If one starts with a flat piece of paper, removes a wedge, and tapes the paper together, you get a cone. The angle of the removed wedge is called the "angular deficit".
Now if this is done in 3 spatial dimensions, removing a 'wedge' along an entire line, there is similarly an angular deficit around the line defect. Using cylindrical coordinates we can write the spacetime metric as:
$g^{\mu\nu} = dt^2 - dz^2 - dr^2 - r^2 d\theta^2$
with $0 \leq \theta \leq 2 \pi - \Delta \phi$ and the boundary condition that $\theta=0$ is equivalent to $\theta = 2 \pi - \Delta \phi$, where $\Delta \phi$ is the angular deficit. This line defect is sometimes referred to as a 'cosmic string'. In GR this can also be used to describe the spacetime outside of a cylindrically symmetric object in certain conditions ( http://prd.aps.org/abstract/PRD/v39/i4/p1084_1 ).

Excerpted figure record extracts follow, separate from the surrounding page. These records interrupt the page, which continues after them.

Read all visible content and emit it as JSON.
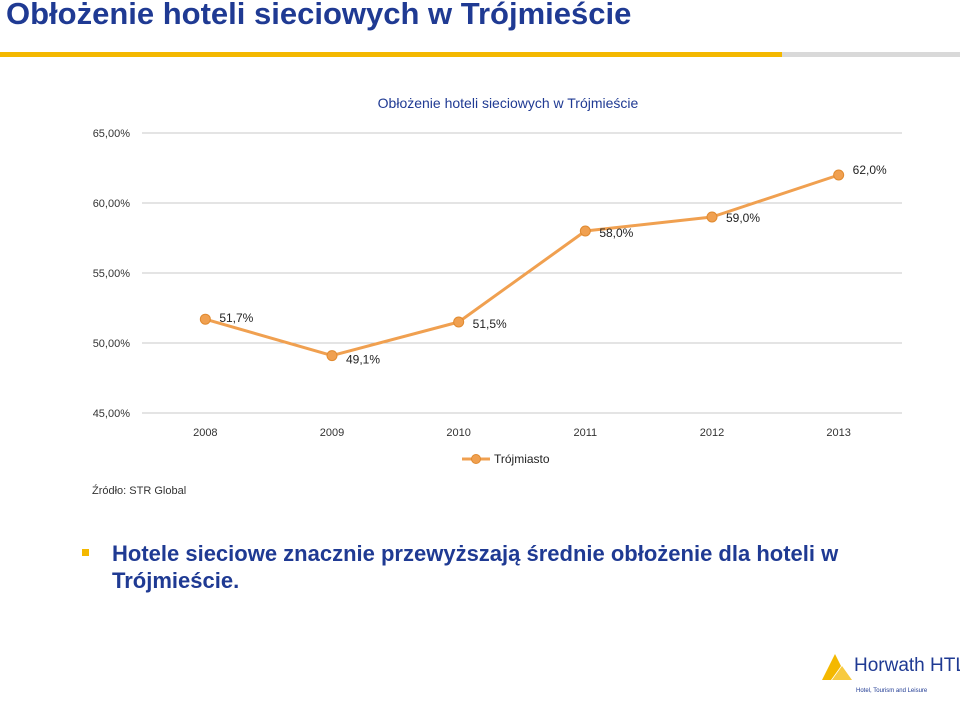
{
  "slide": {
    "title": "Obłożenie hoteli sieciowych w Trójmieście",
    "source": "Źródło: STR Global",
    "bullet": "Hotele sieciowe znacznie przewyższają średnie obłożenie dla hoteli w Trójmieście."
  },
  "colors": {
    "line": "#f0a050",
    "title": "#1f3a93",
    "accent": "#f4b800"
  },
  "logo": {
    "name": "Horwath HTL",
    "tagline": "Hotel, Tourism and Leisure"
  },
  "chart_data": {
    "type": "line",
    "title": "Obłożenie hoteli  sieciowych w Trójmieście",
    "categories": [
      "2008",
      "2009",
      "2010",
      "2011",
      "2012",
      "2013"
    ],
    "series": [
      {
        "name": "Trójmiasto",
        "values": [
          51.7,
          49.1,
          51.5,
          58.0,
          59.0,
          62.0
        ]
      }
    ],
    "data_labels": [
      "51,7%",
      "49,1%",
      "51,5%",
      "58,0%",
      "59,0%",
      "62,0%"
    ],
    "y_ticks": [
      "45,00%",
      "50,00%",
      "55,00%",
      "60,00%",
      "65,00%"
    ],
    "ylim": [
      45,
      65
    ],
    "grid": true,
    "legend": "bottom"
  }
}
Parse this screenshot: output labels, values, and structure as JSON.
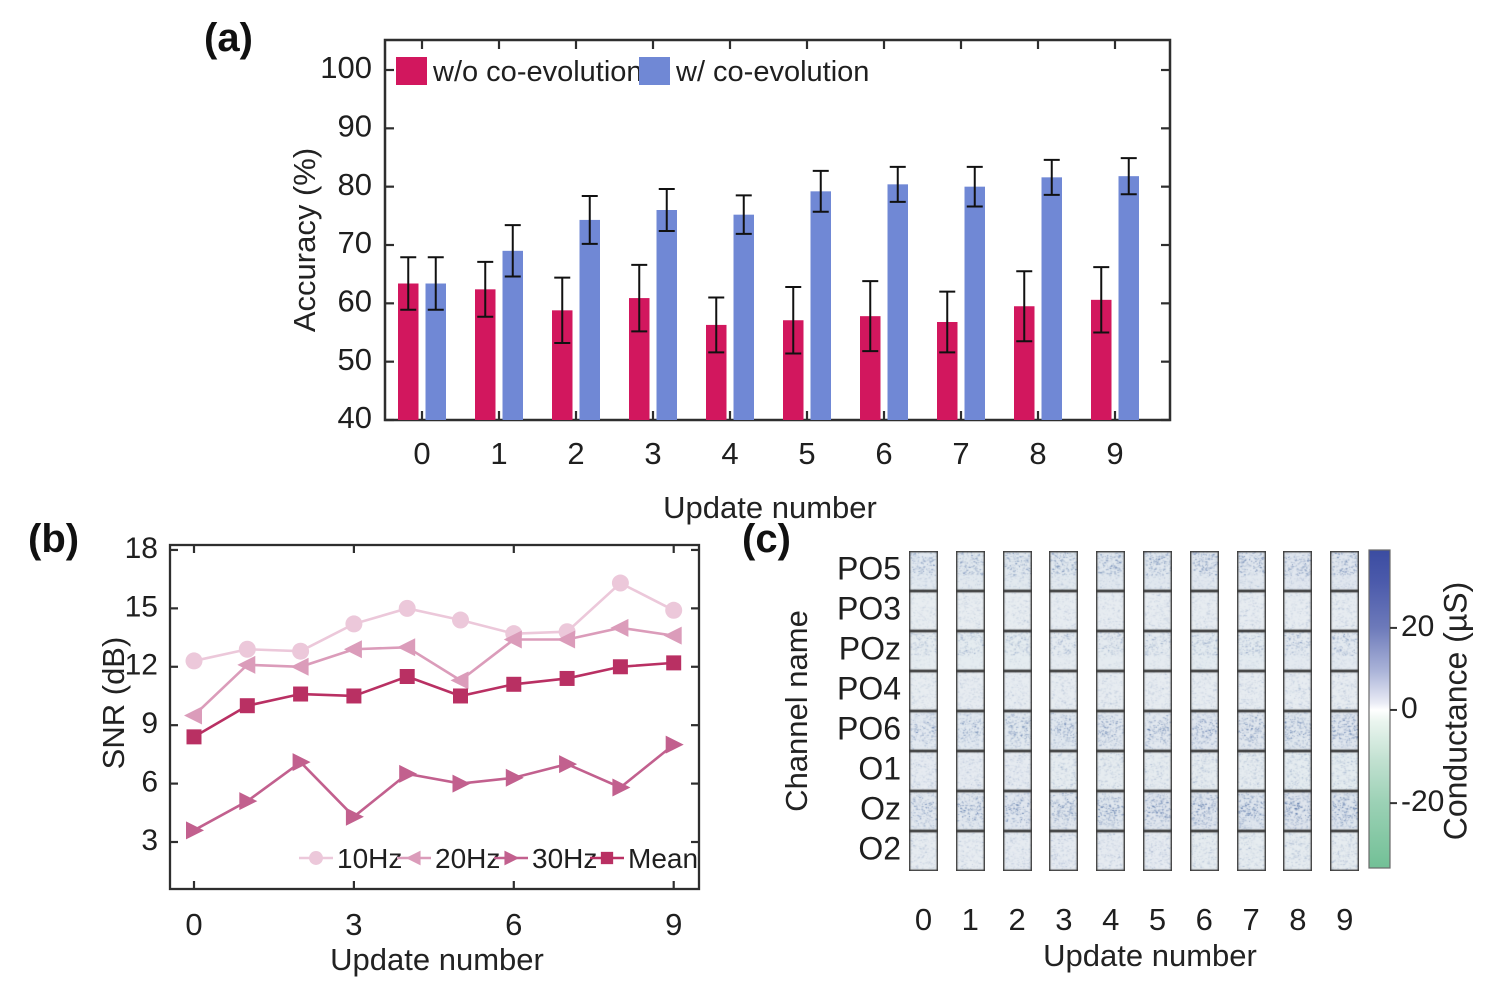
{
  "figure": {
    "panel_labels": [
      "(a)",
      "(b)",
      "(c)"
    ]
  },
  "chart_data": [
    {
      "id": "a",
      "panel_label": "(a)",
      "type": "bar",
      "title": "",
      "xlabel": "Update number",
      "ylabel": "Accuracy (%)",
      "categories": [
        "0",
        "1",
        "2",
        "3",
        "4",
        "5",
        "6",
        "7",
        "8",
        "9"
      ],
      "yticks": [
        40,
        50,
        60,
        70,
        80,
        90,
        100
      ],
      "ylim": [
        40,
        105
      ],
      "grid": false,
      "legend_position": "top-left-inside",
      "series": [
        {
          "name": "w/o co-evolution",
          "color": "#d2175e",
          "values": [
            63.4,
            62.4,
            58.8,
            60.9,
            56.3,
            57.1,
            57.8,
            56.8,
            59.5,
            60.6
          ],
          "errors": [
            4.5,
            4.7,
            5.6,
            5.7,
            4.7,
            5.7,
            6.0,
            5.2,
            6.0,
            5.6
          ]
        },
        {
          "name": "w/  co-evolution",
          "color": "#7088d5",
          "values": [
            63.4,
            69.0,
            74.3,
            76.0,
            75.2,
            79.2,
            80.4,
            80.0,
            81.6,
            81.8
          ],
          "errors": [
            4.5,
            4.4,
            4.1,
            3.6,
            3.3,
            3.5,
            3.0,
            3.4,
            3.0,
            3.1
          ]
        }
      ]
    },
    {
      "id": "b",
      "panel_label": "(b)",
      "type": "line",
      "title": "",
      "xlabel": "Update number",
      "ylabel": "SNR (dB)",
      "x": [
        0,
        1,
        2,
        3,
        4,
        5,
        6,
        7,
        8,
        9
      ],
      "xticks": [
        0,
        3,
        6,
        9
      ],
      "yticks": [
        3,
        6,
        9,
        12,
        15,
        18
      ],
      "ylim": [
        0.6,
        18.3
      ],
      "grid": false,
      "legend_position": "bottom-inside",
      "series": [
        {
          "name": "10Hz",
          "marker": "circle",
          "color": "#ecc8da",
          "values": [
            12.3,
            12.9,
            12.8,
            14.2,
            15.0,
            14.4,
            13.7,
            13.8,
            16.3,
            14.9
          ]
        },
        {
          "name": "20Hz",
          "marker": "triangle-left",
          "color": "#db9cba",
          "values": [
            9.5,
            12.1,
            12.0,
            12.9,
            13.0,
            11.3,
            13.4,
            13.4,
            14.0,
            13.6
          ]
        },
        {
          "name": "30Hz",
          "marker": "triangle-right",
          "color": "#c2608e",
          "values": [
            3.6,
            5.1,
            7.1,
            4.3,
            6.5,
            6.0,
            6.3,
            7.0,
            5.8,
            8.0
          ]
        },
        {
          "name": "Mean",
          "marker": "square",
          "color": "#b93063",
          "values": [
            8.4,
            10.0,
            10.6,
            10.5,
            11.5,
            10.5,
            11.1,
            11.4,
            12.0,
            12.2
          ]
        }
      ]
    },
    {
      "id": "c",
      "panel_label": "(c)",
      "type": "heatmap",
      "title": "",
      "xlabel": "Update number",
      "ylabel": "Channel name",
      "columns": [
        "0",
        "1",
        "2",
        "3",
        "4",
        "5",
        "6",
        "7",
        "8",
        "9"
      ],
      "rows": [
        {
          "label": "PO5",
          "base": 0.4,
          "gain": 0.1,
          "profile": "top"
        },
        {
          "label": "PO3",
          "base": 0.13,
          "gain": 0.04,
          "profile": "flat"
        },
        {
          "label": "POz",
          "base": 0.24,
          "gain": 0.08,
          "profile": "top"
        },
        {
          "label": "PO4",
          "base": 0.14,
          "gain": 0.05,
          "profile": "flat"
        },
        {
          "label": "PO6",
          "base": 0.38,
          "gain": 0.18,
          "profile": "mid"
        },
        {
          "label": "O1",
          "base": 0.2,
          "gain": 0.05,
          "profile": "flat"
        },
        {
          "label": "Oz",
          "base": 0.46,
          "gain": 0.18,
          "profile": "mid"
        },
        {
          "label": "O2",
          "base": 0.18,
          "gain": 0.06,
          "profile": "flat"
        }
      ],
      "colorbar": {
        "label": "Conductance (µS)",
        "ticks": [
          {
            "label": "20",
            "pos": 0.245
          },
          {
            "label": "0",
            "pos": 0.503
          },
          {
            "label": "-20",
            "pos": 0.796
          }
        ],
        "top_color": "#3b4ca1",
        "mid_color": "#ffffff",
        "bottom_color": "#72c096"
      }
    }
  ]
}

Besides the change in boundary condition for $\theta$, this looks exactly like flat spacetime. So the spacetime is locally flat (the Riemann curvature vanishes) everywhere except at the line defect where it is undefined. So without observing the defect directly, its gravitational presence can only be seen in a topological sense as it requires measurements of paths going around the defect.
To make sure my intuition is okay up to this point, first I'd like to verify that last line:
In case I'm missing something... In such a spacetime, is it possible to somehow measure the angular deficit "locally" or using paths that have a zero winding number around the defect?
This intuitive understanding of angular deficit seems to implicitly require that spacetime is locally flat and have the symmetry of an infinite cylinder. For example, if I broke translation symmetry along the line defect by making it finite in length, one can't even use intuitive topology to state whether a path went 'around' the line defect or not. However, physical intuition states that spacetime around the center of the finite line defect, at distances much less than the finite length, should still approximate the infinite line case.
Can "angular deficit" along a path be rigorously defined for arbitrary metrics somehow? If not, what symmetries are necessary to do so?